With both Halloween (2018) and Scream (2022) generating healthy box office returns and positive audience reactions, the market for horror legacy sequels quickly became undeniable. Keen to make a killing and capitalise on this popular new trend, many other genre staples have since tried their luck too, with varying levels of success – the less said about The Exorcist: Believer (2023) the better. Nevertheless, the nostalgia train is still full steam ahead, and next stop is Jennifer Kaytin Robinson’s creatively titled I Know What You Did Last Summer.

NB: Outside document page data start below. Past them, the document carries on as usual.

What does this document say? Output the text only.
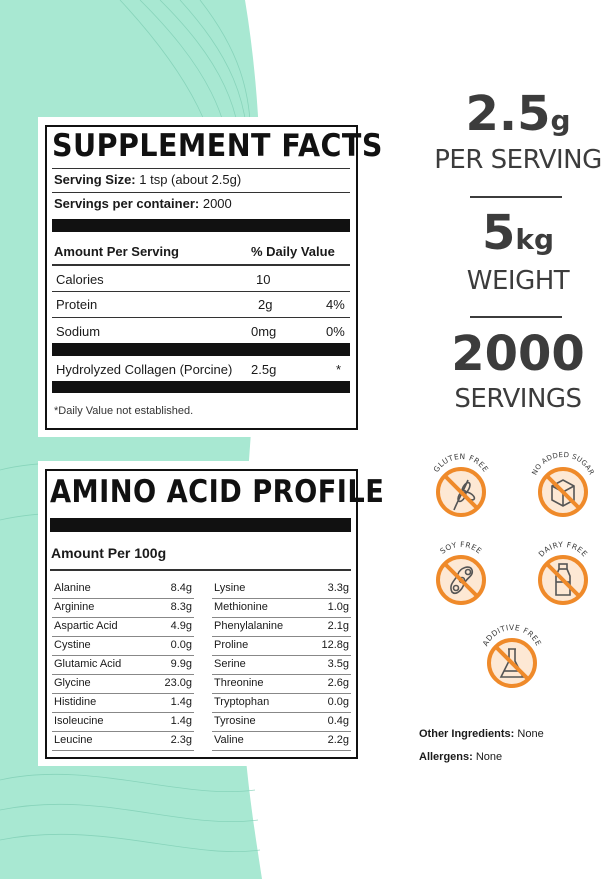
SUPPLEMENT FACTS
Serving Size: 1 tsp (about 2.5g)
Servings per container: 2000
Amount Per Serving	% Daily Value
Calories	10
Protein	2g	4%
Sodium	0mg	0%
Hydrolyzed Collagen (Porcine) 2.5g	*
*Daily Value not established.
AMINO ACID PROFILE
Amount Per 100g
Alanine	8.4g
Arginine	8.3g
Aspartic Acid	4.9g
Cystine	0.0g
Glutamic Acid	9.9g
Glycine	23.0g
Histidine	1.4g
Isoleucine	1.4g
Leucine	2.3g
Lysine	3.3g
Methionine	1.0g
Phenylalanine	2.1g
Proline	12.8g
Serine	3.5g
Threonine	2.6g
Tryptophan	0.0g
Tyrosine	0.4g
Valine	2.2g
2.5g
PER SERVING
5kg
WEIGHT
2000
SERVINGS
GLUTEN FREE	NO ADDED SUGAR
SOY FREE	DAIRY FREE
ADDITIVE FREE
Other Ingredients: None
Allergens: None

Taking audiences straight back to Southport, Robinson’s film follows Ava (Chase Sui Wonders) as she travels home to attend the engagement party of her friends Danica (Madelyn Cline) and Teddy (Tyriq Withers), but while there, her group becomes involved in a tragic accident. Then, one year later while hosting her bridal shower, Danica receives an anonymous message reading “I know what you did last summer” and subsequently, a violent killing spree begins.

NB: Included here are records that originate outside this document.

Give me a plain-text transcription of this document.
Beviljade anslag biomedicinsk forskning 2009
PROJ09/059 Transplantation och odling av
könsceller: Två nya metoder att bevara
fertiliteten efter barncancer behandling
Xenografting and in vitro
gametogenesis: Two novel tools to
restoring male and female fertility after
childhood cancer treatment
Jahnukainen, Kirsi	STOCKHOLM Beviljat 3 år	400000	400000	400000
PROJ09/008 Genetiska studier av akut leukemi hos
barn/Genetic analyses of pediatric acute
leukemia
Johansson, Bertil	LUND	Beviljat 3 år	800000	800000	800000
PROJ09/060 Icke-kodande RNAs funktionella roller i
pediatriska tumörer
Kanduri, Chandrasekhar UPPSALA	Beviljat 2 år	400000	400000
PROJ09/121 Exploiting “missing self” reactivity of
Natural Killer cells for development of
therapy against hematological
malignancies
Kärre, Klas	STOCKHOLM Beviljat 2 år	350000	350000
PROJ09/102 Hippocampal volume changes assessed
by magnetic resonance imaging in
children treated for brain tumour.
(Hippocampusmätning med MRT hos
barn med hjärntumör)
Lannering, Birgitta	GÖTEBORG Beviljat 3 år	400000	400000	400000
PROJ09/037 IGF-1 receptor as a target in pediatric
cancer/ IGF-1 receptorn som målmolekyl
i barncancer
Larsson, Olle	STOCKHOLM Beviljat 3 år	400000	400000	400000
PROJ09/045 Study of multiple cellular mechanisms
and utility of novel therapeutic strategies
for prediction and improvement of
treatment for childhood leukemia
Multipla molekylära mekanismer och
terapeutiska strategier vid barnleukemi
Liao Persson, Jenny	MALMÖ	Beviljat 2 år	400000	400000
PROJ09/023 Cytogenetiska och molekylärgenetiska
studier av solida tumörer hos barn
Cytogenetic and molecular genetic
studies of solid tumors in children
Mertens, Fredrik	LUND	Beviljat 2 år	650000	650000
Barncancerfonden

Other than sharing the same location as Jim Gillespie’s original 1997 slasher of the same name, I Know What You Did Last Summer begins more like a remake than a sequel. As it continues to unfold, it does so in strikingly similar fashion to the first film – a group of friends involved in a late night car accident – and seems almost too similar to be a sequel, but it is. One character explains this particular stretch of road is notorious for accidents, but this coincidental detail is simply the first indication of the film’s lack of ideas and over-reliance on the original.

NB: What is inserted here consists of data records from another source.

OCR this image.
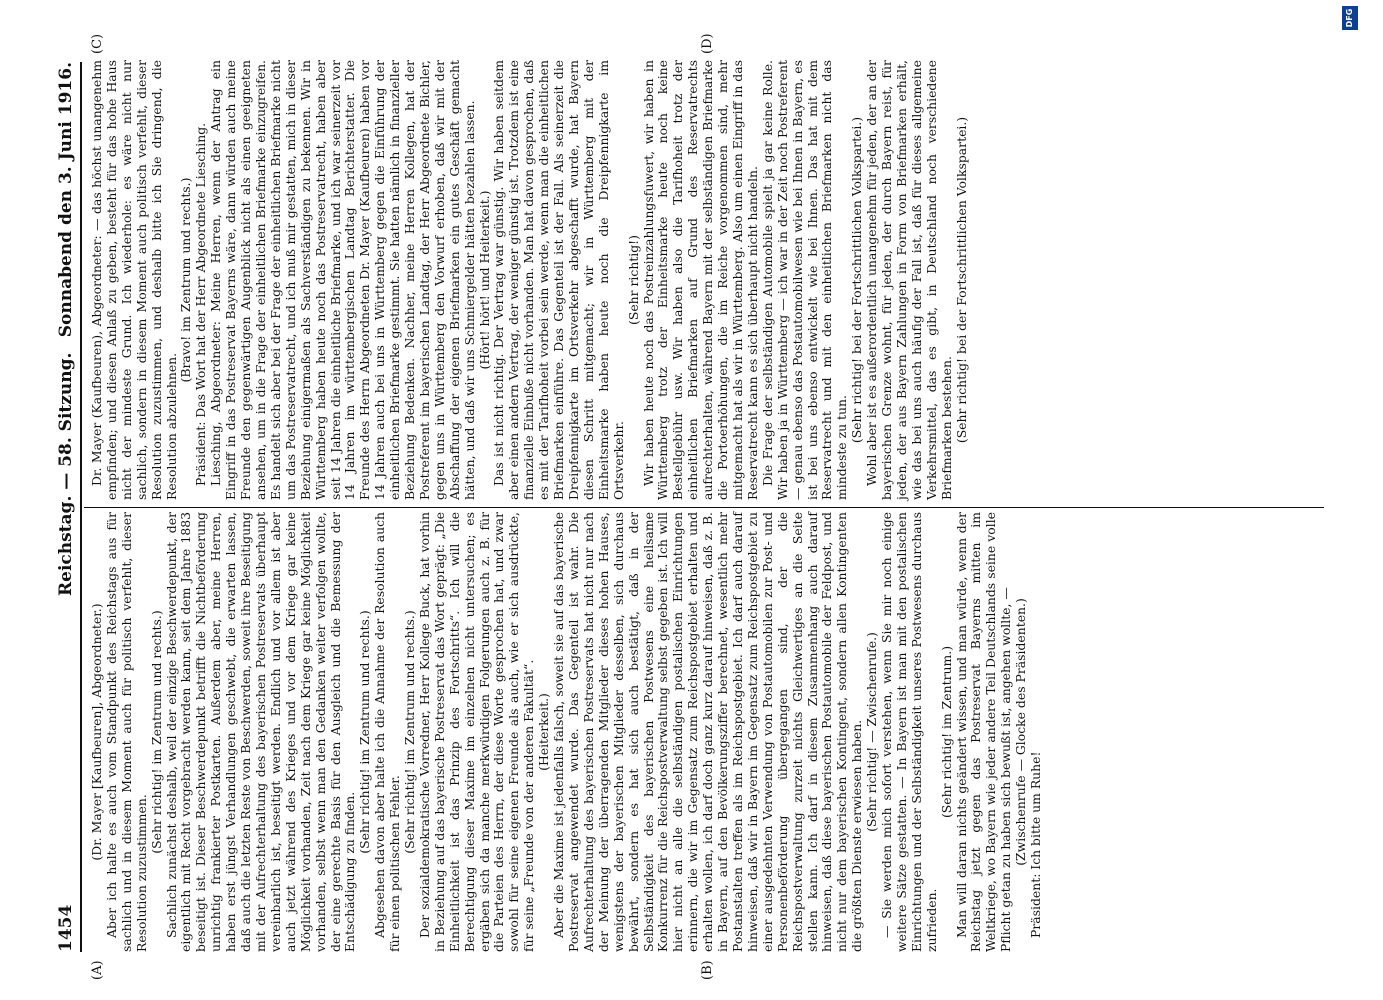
1454
Reichstag. — 58. Sitzung.
Sonnabend den 3. Juni 1916.
(A)	(B)
(C)	(D)

(Dr. Mayer [Kaufbeuren], Abgeordneter.) Aber ich halte es auch vom Standpunkt des Reichstags aus für sachlich und in diesem Moment auch für politisch verfehlt, dieser Resolution zuzustimmen.

(Sehr richtig! im Zentrum und rechts.) Sachlich zunächst deshalb, weil der einzige Beschwerdepunkt, der eigentlich mit Recht vorgebracht werden kann, seit dem Jahre 1883 beseitigt ist. Dieser Beschwerdepunkt betrifft die Nichtbeförderung unrichtig frankierter Postkarten. Außerdem aber, meine Herren, haben erst jüngst Verhandlungen geschwebt, die erwarten lassen, daß auch die letzten Reste von Beschwerden, soweit ihre Beseitigung mit der Aufrechterhaltung des bayerischen Postreservats überhaupt vereinbarlich ist, beseitigt werden. Endlich und vor allem ist aber auch jetzt während des Krieges und vor dem Kriege gar keine Möglichkeit vorhanden, Zeit nach dem Kriege gar keine Möglichkeit vorhanden, selbst wenn man den Gedanken weiter verfolgen wollte, der eine gerechte Basis für den Ausgleich und die Bemessung der Entschädigung zu finden.

(Sehr richtig! im Zentrum und rechts.) Abgesehen davon aber halte ich die Annahme der Resolution auch für einen politischen Fehler.

(Sehr richtig! im Zentrum und rechts.) Der sozialdemokratische Vorredner, Herr Kollege Buck, hat vorhin in Beziehung auf das bayerische Postreservat das Wort geprägt: „Die Einheitlichkeit ist das Prinzip des Fortschritts“. Ich will die Berechtigung dieser Maxime im einzelnen nicht untersuchen; es ergäben sich da manche merkwürdigen Folgerungen auch z. B. für die Parteien des Herrn, der diese Worte gesprochen hat, und zwar sowohl für seine eigenen Freunde als auch, wie er sich ausdrückte, für seine „Freunde von der anderen Fakultät“. (Heiterkeit.) Aber die Maxime ist jedenfalls falsch, soweit sie auf das bayerische Postreservat angewendet wurde. Das Gegenteil ist wahr. Die Aufrechterhaltung des bayerischen Postreservats hat nicht nur nach der Meinung der überragenden Mitglieder dieses hohen Hauses, wenigstens der bayerischen Mitglieder desselben, sich durchaus bewährt, sondern es hat sich auch bestätigt, daß in der Selbständigkeit des bayerischen Postwesens eine heilsame Konkurrenz für die Reichspostverwaltung selbst gegeben ist. Ich will hier nicht an alle die selbständigen postalischen Einrichtungen erinnern, die wir im Gegensatz zum Reichspostgebiet erhalten und erhalten wollen, ich darf doch ganz kurz darauf hinweisen, daß z. B. in Bayern, auf den Bevölkerungsziffer berechnet, wesentlich mehr Postanstalten treffen als im Reichspostgebiet. Ich darf auch darauf hinweisen, daß wir in Bayern im Gegensatz zum Reichspostgebiet zu einer ausgedehnten Verwendung von Postautomobilen zur Post- und Personenbeförderung übergegangen sind, der die Reichspostverwaltung zurzeit nichts Gleichwertiges an die Seite stellen kann. Ich darf in diesem Zusammenhang auch darauf hinweisen, daß diese bayerischen Postautomobile der Feldpost, und nicht nur dem bayerischen Kontingent, sondern allen Kontingenten die größten Dienste erwiesen haben. (Sehr richtig! — Zwischenrufe.) — Sie werden mich sofort verstehen, wenn Sie mir noch einige weitere Sätze gestatten. — In Bayern ist man mit den postalischen Einrichtungen und der Selbständigkeit unseres Postwesens durchaus zufrieden.

(Sehr richtig! im Zentrum.) Man will daran nichts geändert wissen, und man würde, wenn der Reichstag jetzt gegen das Postreservat Bayerns mitten im Weltkriege, wo Bayern wie jeder andere Teil Deutschlands seine volle Pflicht getan zu haben sich bewußt ist, angehen wollte, — (Zwischenrufe — Glocke des Präsidenten.) Präsident: Ich bitte um Ruhe!

Dr. Mayer (Kaufbeuren), Abgeordneter: — das höchst unangenehm empfinden; und diesen Anlaß zu geben, besteht für das hohe Haus nicht der mindeste Grund. Ich wiederhole: es wäre nicht nur sachlich, sondern in diesem Moment auch politisch verfehlt, dieser Resolution zuzustimmen, und deshalb bitte ich Sie dringend, die Resolution abzulehnen.

(Bravo! im Zentrum und rechts.) Präsident: Das Wort hat der Herr Abgeordnete Liesching. Liesching, Abgeordneter: Meine Herren, wenn der Antrag ein Eingriff in das Postreservat Bayerns wäre, dann würden auch meine Freunde den gegenwärtigen Augenblick nicht als einen geeigneten ansehen, um in die Frage der einheitlichen Briefmarke einzugreifen. Es handelt sich aber bei der Frage der einheitlichen Briefmarke nicht um das Postreservatrecht, und ich muß mir gestatten, mich in dieser Beziehung einigermaßen als Sachverständigen zu bekennen. Wir in Württemberg haben heute noch das Postreservatrecht, haben aber seit 14 Jahren die einheitliche Briefmarke, und ich war seinerzeit vor 14 Jahren im württembergischen Landtag Berichterstatter. Die Freunde des Herrn Abgeordneten Dr. Mayer (Kaufbeuren) haben vor 14 Jahren auch bei uns in Württemberg gegen die Einführung der einheitlichen Briefmarke gestimmt. Sie hatten nämlich in finanzieller Beziehung Bedenken. Nachher, meine Herren Kollegen, hat der Postreferent im bayerischen Landtag, der Herr Abgeordnete Bichler, gegen uns in Württemberg den Vorwurf erhoben, daß wir mit der Abschaffung der eigenen Briefmarken ein gutes Geschäft gemacht hätten, und daß wir uns Schmiergelder hätten bezahlen lassen. (Hört! hört! und Heiterkeit.) Das ist nicht richtig. Der Vertrag war günstig. Wir haben seitdem aber einen andern Vertrag, der weniger günstig ist. Trotzdem ist eine finanzielle Einbuße nicht vorhanden. Man hat davon gesprochen, daß es mit der Tarifhoheit vorbei sein werde, wenn man die einheitlichen Briefmarken einführe. Das Gegenteil ist der Fall. Als seinerzeit die Dreipfennigkarte im Ortsverkehr abgeschafft wurde, hat Bayern diesen Schritt mitgemacht; wir in Württemberg mit der Einheitsmarke haben heute noch die Dreipfennigkarte im Ortsverkehr.

(Sehr richtig!) Wir haben heute noch das Postreinzahlungsfuwert, wir haben in Württemberg trotz der Einheitsmarke heute noch keine Bestellgebühr usw. Wir haben also die Tarifhoheit trotz der einheitlichen Briefmarken auf Grund des Reservatrechts aufrechterhalten, während Bayern mit der selbständigen Briefmarke die Portoerhöhungen, die im Reiche vorgenommen sind, mehr mitgemacht hat als wir in Württemberg. Also um einen Eingriff in das Reservatrecht kann es sich überhaupt nicht handeln. Die Frage der selbständigen Automobile spielt ja gar keine Rolle. Wir haben ja in Württemberg — ich war in der Zeit noch Postreferent — genau ebenso das Postautomobilwesen wie bei Ihnen in Bayern, es ist bei uns ebenso entwickelt wie bei Ihnen. Das hat mit dem Reservatrecht und mit den einheitlichen Briefmarken nicht das mindeste zu tun.

(Sehr richtig! bei der Fortschrittlichen Volkspartei.) Wohl aber ist es außerordentlich unangenehm für jeden, der an der bayerischen Grenze wohnt, für jeden, der durch Bayern reist, für jeden, der aus Bayern Zahlungen in Form von Briefmarken erhält, wie das bei uns auch häufig der Fall ist, daß für dieses allgemeine Verkehrsmittel, das es gibt, in Deutschland noch verschiedene Briefmarken bestehen. (Sehr richtig! bei der Fortschrittlichen Volkspartei.)

DFG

It isn’t until the first kill that this version puts its own sinister stamp on the franchise, admittedly delivering one of the most memorable murders this series has ever seen. It’s a shame then, that after such a shocking start, the film’s kills become so lazy and uninspired. They too mostly retread the pattern of the original film by revisiting key locations and reusing moments from classic chase sequences. But if nostalgia is as “overrated” as Jennifer Love Hewitt’s original final girl Julia James proclaims so, it seems contradictory for Robinson to so blatantly indulge in it at almost every single turn.

I Know What You Did Last Summer doesn’t just copy its own series though, it borrows ideas from other horror titles too. Its July 4th panic, combined with its central slasher whodunnit mystery creates this curious Jaws (1975) meets Scream (1996) amalgamation – at one point two of the victims are even strung up by the harbour like sharks. A subtle homage to either or both films would have been a most welcome tip of the hat between fellow genre titles, but the failure to create its own identity aside from these inspirations means that it never creates a good enough reason to exist in its own right.

It’s unfortunate as the fresh cast of characters assembled to rejuvenate this franchise aren’t bad company. As Ava, Chase Sui Wonders presents a capable protagonist, while both Madelyn Cline and Tyriq Withers offer entertaining performances as the more stereotypical one part ditsy, one part himbo slasher couple. Elsewhere, Gabbriette Bechtel is good fun as ‘Live, Laugh, Slaughter’ podcast host Tyler – even if her addition to the cast feels like more metatextual mimicry from further afield.

And of course you can’t have a legacy sequel without legacy characters. Although in this case, there aren’t a whole lot left to choose from. As would be expected Jennifer Love Hewitt and Freddie Prinze Jr. reprise their roles as Julie and Ray, but regrettably neither deliver performances worthy enough of resurrecting either character. Instead, their weak portrayals render this legacy sequel dead on arrival, only encouraging the notion that a remake would have worked far better.

As while this sequel’s attempts at some camp callbacks are at times effective, its efforts to provide a more serious, straight-faced take on trauma alongside them are just too conflicting. Especially when the script falls off the wrong side of silly, in turn imploding into self-parody and farce. Now, what little credibility I Know What You Did Last Summer had to begin with is all but a distant memory of cinematic seasons long past.